By Seamus C. Duffy and Michael P. Daly

Frequent targets of class actions have increasingly turned to arbitration agreements with class action waivers as a way to avoid the cost of class litigation and manage the risk of aggregate liability.  Although certain states (California, New Jersey and Pennsylvania chiefly among them) have been openly hostile to such agreements, recent Supreme Court decisions bless using them and suggest some best practices for drafting them.  We summarize these decisions and a few of those best practices here.

Enforcing Arbitration Agreements

One longstanding objection to class action waivers had been that they were unconscionable because no rational person would pursue a claim of so little value that a full recovery would not cover the cost of prosecution.  And so the view was that class action waivers operated to allow businesses to cheat large amounts of people out of small amounts of money with impunity.  Indeed, that was the gist of the so-called “Discover Bank rule,” which effectively precluded consumer arbitration in California until the Supreme Court rejected its reasoning in AT&T Mobility LLC v.
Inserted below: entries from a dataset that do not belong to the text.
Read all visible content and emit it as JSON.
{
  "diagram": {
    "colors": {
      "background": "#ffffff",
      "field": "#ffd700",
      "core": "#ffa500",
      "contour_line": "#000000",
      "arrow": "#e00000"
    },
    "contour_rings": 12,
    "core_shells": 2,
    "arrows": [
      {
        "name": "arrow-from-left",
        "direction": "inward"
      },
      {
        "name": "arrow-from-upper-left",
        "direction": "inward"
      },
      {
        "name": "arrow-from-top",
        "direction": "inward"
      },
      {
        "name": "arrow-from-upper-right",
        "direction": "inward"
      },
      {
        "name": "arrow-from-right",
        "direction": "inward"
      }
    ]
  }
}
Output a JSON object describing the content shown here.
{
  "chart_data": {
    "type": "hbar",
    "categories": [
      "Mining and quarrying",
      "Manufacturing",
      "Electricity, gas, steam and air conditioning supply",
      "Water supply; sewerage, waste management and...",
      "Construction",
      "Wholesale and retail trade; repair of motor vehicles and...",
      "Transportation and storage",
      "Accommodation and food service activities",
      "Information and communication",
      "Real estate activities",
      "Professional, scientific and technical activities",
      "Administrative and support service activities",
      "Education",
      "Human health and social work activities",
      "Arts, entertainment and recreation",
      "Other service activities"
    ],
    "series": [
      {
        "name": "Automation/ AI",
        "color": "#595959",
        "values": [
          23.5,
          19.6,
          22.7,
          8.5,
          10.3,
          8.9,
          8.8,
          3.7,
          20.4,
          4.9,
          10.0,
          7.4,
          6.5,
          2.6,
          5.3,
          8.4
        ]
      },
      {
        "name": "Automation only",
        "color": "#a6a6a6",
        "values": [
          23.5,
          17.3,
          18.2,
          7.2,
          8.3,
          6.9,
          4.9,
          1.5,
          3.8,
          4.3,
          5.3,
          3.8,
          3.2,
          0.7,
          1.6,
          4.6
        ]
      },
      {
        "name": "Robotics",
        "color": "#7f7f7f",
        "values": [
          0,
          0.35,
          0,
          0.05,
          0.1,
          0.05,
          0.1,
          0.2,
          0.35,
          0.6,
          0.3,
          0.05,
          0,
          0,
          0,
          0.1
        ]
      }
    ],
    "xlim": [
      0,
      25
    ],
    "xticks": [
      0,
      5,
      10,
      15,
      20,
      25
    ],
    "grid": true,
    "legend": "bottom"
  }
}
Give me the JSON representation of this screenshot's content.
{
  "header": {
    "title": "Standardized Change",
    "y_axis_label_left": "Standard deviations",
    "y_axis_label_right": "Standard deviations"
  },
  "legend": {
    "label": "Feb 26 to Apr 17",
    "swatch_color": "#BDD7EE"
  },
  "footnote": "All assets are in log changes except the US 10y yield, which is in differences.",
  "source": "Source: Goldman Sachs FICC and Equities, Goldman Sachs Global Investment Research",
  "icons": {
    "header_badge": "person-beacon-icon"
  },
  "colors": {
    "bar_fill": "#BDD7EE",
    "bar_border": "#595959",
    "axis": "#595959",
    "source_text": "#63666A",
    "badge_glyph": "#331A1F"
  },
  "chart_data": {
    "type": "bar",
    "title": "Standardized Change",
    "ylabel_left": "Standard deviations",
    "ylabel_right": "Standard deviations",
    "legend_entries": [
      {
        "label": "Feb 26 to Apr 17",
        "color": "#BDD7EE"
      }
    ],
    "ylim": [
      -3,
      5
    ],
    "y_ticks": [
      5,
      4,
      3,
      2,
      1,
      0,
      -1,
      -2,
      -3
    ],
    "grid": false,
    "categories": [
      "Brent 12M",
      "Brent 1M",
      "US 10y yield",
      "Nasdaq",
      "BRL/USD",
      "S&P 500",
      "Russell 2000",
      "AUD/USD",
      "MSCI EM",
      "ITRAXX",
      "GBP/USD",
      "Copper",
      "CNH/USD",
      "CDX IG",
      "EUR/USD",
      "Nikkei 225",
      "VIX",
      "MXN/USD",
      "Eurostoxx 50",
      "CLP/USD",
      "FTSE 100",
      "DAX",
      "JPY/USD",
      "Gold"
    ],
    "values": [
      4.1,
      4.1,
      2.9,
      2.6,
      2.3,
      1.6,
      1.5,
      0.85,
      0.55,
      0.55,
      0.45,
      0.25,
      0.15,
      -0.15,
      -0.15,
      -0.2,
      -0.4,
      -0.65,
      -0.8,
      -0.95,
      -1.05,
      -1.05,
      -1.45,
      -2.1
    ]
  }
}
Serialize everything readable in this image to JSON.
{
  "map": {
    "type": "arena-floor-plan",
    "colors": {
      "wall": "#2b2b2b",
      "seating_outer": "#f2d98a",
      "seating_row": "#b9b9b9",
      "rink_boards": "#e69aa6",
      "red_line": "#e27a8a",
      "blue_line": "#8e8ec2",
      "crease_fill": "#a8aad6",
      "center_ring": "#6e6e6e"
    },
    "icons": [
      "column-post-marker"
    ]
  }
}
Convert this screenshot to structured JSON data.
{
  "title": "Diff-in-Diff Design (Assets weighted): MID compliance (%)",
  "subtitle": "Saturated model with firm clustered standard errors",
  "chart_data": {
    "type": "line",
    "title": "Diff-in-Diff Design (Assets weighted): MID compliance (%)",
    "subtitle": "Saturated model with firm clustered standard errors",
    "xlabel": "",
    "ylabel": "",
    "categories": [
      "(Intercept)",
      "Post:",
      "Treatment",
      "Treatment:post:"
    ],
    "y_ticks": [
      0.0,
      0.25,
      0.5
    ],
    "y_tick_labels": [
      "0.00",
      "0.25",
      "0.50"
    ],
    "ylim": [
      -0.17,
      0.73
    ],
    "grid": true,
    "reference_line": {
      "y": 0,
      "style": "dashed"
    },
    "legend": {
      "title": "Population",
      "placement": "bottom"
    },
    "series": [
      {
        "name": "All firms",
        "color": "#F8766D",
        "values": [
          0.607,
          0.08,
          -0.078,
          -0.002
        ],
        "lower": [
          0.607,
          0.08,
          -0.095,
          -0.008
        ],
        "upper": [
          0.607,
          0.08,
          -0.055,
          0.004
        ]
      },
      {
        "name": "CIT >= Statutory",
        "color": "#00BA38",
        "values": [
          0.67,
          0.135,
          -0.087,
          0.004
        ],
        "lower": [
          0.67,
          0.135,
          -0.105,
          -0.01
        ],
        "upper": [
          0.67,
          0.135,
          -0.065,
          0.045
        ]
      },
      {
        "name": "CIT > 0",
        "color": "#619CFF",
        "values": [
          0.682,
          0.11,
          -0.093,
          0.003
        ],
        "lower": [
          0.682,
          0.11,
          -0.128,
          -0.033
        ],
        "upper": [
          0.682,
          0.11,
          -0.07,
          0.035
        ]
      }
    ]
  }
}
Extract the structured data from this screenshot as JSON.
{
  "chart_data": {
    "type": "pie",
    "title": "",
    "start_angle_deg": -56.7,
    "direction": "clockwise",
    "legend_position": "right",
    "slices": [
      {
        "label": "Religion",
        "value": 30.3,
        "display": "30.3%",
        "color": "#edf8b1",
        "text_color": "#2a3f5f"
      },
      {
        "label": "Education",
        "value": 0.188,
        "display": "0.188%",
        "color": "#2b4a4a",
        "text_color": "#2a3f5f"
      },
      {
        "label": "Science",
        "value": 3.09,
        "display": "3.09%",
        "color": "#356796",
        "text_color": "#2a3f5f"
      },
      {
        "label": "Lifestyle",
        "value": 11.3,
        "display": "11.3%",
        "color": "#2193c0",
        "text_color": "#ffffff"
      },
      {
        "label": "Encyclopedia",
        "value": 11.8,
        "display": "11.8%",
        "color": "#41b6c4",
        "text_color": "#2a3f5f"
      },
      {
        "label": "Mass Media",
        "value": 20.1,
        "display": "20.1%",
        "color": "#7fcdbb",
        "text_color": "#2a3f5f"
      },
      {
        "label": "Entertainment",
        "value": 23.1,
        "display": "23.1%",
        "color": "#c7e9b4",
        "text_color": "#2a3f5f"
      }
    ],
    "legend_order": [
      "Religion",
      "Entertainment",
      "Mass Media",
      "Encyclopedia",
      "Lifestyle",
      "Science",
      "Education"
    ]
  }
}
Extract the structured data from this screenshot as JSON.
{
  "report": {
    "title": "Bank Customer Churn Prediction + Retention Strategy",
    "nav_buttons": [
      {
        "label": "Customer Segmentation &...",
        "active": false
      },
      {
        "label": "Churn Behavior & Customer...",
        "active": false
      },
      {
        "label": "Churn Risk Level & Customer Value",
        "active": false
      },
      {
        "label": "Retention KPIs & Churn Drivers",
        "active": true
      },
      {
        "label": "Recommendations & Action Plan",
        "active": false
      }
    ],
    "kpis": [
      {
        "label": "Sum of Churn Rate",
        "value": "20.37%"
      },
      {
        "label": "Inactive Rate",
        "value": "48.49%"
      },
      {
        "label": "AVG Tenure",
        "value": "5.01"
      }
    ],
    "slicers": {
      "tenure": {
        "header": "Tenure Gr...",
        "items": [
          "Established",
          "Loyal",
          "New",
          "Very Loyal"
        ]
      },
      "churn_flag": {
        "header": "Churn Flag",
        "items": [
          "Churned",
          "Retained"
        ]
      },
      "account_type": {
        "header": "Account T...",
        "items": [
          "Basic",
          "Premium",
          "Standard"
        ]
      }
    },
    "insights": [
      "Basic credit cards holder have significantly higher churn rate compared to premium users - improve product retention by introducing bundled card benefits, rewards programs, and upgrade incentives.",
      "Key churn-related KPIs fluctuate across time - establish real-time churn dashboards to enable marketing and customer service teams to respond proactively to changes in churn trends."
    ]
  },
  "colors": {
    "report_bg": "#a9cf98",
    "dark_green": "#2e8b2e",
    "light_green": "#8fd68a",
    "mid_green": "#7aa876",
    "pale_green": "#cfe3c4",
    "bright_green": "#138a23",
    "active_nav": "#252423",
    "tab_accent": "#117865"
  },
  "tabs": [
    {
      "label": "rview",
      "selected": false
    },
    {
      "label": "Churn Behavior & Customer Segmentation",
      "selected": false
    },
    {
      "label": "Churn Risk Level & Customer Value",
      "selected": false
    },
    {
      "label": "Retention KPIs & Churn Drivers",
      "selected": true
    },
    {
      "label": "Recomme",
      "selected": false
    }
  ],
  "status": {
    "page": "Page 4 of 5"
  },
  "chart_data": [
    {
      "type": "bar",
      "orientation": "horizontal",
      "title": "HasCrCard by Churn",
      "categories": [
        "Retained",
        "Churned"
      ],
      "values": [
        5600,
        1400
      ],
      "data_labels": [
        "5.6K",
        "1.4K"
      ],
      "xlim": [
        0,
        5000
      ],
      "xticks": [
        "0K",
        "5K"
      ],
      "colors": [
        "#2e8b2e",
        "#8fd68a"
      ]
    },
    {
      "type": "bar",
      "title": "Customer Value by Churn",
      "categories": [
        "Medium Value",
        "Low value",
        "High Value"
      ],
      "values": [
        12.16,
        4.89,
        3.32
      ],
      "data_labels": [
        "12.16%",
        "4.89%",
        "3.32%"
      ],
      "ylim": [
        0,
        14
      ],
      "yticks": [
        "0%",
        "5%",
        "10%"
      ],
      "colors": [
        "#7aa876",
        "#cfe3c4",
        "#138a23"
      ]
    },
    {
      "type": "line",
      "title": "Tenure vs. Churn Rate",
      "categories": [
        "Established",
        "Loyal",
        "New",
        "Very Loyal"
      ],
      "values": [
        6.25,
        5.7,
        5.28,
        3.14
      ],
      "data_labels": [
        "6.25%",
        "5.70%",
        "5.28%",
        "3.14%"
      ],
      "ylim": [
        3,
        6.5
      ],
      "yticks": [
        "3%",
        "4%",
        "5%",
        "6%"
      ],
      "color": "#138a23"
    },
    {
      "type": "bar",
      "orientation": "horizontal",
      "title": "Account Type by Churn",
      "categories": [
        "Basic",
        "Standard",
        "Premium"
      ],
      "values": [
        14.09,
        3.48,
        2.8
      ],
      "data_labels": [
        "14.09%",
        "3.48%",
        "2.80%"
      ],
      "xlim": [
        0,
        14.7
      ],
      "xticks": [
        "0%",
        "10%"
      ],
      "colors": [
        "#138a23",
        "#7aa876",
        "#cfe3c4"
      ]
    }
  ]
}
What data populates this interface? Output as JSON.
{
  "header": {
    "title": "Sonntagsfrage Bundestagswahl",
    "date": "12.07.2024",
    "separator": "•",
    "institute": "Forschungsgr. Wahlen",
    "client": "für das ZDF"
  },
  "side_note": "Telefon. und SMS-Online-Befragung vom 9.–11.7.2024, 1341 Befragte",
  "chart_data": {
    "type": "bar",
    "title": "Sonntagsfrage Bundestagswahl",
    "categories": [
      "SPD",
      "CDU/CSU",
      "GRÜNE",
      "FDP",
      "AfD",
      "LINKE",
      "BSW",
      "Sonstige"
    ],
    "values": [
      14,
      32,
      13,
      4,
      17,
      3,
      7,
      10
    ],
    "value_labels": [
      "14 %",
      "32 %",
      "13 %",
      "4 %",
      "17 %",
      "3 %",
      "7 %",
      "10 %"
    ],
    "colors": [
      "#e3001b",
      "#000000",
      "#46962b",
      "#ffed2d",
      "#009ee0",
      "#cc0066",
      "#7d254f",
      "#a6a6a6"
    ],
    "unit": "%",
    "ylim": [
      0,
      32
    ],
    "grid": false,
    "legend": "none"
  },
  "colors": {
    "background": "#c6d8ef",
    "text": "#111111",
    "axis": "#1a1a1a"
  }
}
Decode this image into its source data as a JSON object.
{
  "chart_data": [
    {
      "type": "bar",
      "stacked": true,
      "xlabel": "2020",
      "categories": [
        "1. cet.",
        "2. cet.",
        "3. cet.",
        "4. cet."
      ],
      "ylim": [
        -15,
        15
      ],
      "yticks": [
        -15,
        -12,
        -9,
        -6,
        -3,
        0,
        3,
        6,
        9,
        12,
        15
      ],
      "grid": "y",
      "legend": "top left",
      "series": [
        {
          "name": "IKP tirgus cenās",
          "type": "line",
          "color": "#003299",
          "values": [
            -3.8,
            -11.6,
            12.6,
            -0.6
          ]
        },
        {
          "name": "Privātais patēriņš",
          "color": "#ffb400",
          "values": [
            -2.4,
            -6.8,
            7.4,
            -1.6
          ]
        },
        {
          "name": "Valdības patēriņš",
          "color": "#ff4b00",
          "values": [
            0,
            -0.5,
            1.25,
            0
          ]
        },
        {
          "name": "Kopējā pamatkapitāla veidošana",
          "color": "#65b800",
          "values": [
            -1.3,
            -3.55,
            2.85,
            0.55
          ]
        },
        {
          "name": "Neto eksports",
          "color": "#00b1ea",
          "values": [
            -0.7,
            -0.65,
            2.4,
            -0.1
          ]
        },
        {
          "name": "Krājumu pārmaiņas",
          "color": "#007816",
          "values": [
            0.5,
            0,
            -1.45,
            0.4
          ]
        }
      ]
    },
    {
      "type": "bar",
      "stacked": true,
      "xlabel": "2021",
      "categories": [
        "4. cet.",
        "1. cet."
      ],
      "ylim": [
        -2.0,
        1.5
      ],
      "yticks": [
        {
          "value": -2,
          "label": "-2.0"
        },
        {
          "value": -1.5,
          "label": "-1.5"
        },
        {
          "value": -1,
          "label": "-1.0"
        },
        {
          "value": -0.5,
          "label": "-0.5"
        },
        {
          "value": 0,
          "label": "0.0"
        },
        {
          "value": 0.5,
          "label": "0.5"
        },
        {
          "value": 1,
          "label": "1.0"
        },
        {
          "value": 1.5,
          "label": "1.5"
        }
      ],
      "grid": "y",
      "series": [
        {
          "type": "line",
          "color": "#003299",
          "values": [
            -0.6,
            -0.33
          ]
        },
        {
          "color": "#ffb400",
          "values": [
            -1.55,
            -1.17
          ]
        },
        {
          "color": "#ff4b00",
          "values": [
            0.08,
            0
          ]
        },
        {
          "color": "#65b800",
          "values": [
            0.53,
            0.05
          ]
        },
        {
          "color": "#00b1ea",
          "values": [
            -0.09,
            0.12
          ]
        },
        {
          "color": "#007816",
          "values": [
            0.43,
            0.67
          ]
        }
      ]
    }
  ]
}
Concepcion, 131 S. Ct. 1740 (2011).  Although the crux of Concepcion was that the Discover Bank rule was preempted by the FAA, the majority also addressed the argument that “class proceedings are necessary to prosecute small-dollar claims.”  Id. at 1753.  The majority rejected that for two reasons: first, because AT&T’s consumer-friendly agreement made it unlikely that claims would slip through the cracks; and second because, even if they did, states “cannot require a procedure that is inconsistent with the FAA, even if it is desirable for unrelated reasons.” Id. at 1753.  In short, the value of a claim in and of itself is no longer a barrier to arbitration.

The recent decision in American Express Co. v. Italian Colors Restaurant, No. 12-133, 2013 WL 3064410 (June 20, 2013) presented a variation on this theme.  In that case, the plaintiff’s antitrust claim was worth much more than the claim in Concepcion ($38,549 versus $30.22) but was still worth much less than what it would cost to prosecute ($38,549 versus hundreds of thousands dollars) because antitrust law requires complex expert proof.  A majority of the Court was unmoved by the argument that the plaintiff could not “effectively vindicate” its claim, finding that courts must enforce arbitration agreements “according to their terms” even if they require individual arbitration, and that the antitrust laws contain “no contrary congressional command” because they “do not guarantee an affordable procedural path to the vindication of every claim.”  Id. at *1.  In its view, its decision was preordained by Concepcion, which “established … that the FAA’s command to enforce arbitration agreements trumps any interest in ensuring the prosecution of low-value claims.”  Id. at *6 & n.5.

Drafting Arbitration Agreements

It would be tempting to read Concepcion and Amex as dooming any unconscionability argument mounted to defeat an arbitration clause, but the reality is that generally applicable contract defenses are still available under the FAA, threshold barriers to arbitration may still trigger the “effective vindication” doctrine discussed inAmex, and courts—especially those with a history of hostility to arbitration—may now give heightened scrutiny to procedural provisions other than class action waivers, for example those governing fees, venue, appeals, etc.  See, e.g., Vargas v. SAI Monrovia B, Inc., No. B237257, 2013 WL 2419044, at *6 (Cal. Ct. App. June 4, 2013).  Businesses would be well-advised to review their agreements with an eye toward removing unnecessary barriers to arbitration, and to think twice before erecting any.  Indeed, the AT&T arbitration clause in Concepcion was carefully crafted to ensure that consumers could vindicate even small claims: it committed to covering the costs of arbitration, arbitrating in the consumer’s locale, and reimbursing attorneys’ fees in appropriate cases.  The clause at issue in Amex shared many of these consumer-friendly characteristics.  Counsel drafting arbitration agreements in the wake of these decisions should consider including similar provisions, for example making venue convenient for the consumer, offering to pay the base costs of arbitration, reimbursing attorneys’ and/or expert fees where appropriate, and making arbitration easy and accessible.  And counsel should think twice about provisions (often found in outdated forms) limiting remedies or imposing special limitations periods and the like.

Consumer-friendly provisions will protect your arbitration agreement from attack under generally applicable state unconscionability principles in courts hostile to arbitration, and, conversely, provisions making arbitration less accessible or less attractive to consumers will provide fodder for attacking your agreement and thus limiting the benefits of Concepcion and its progeny.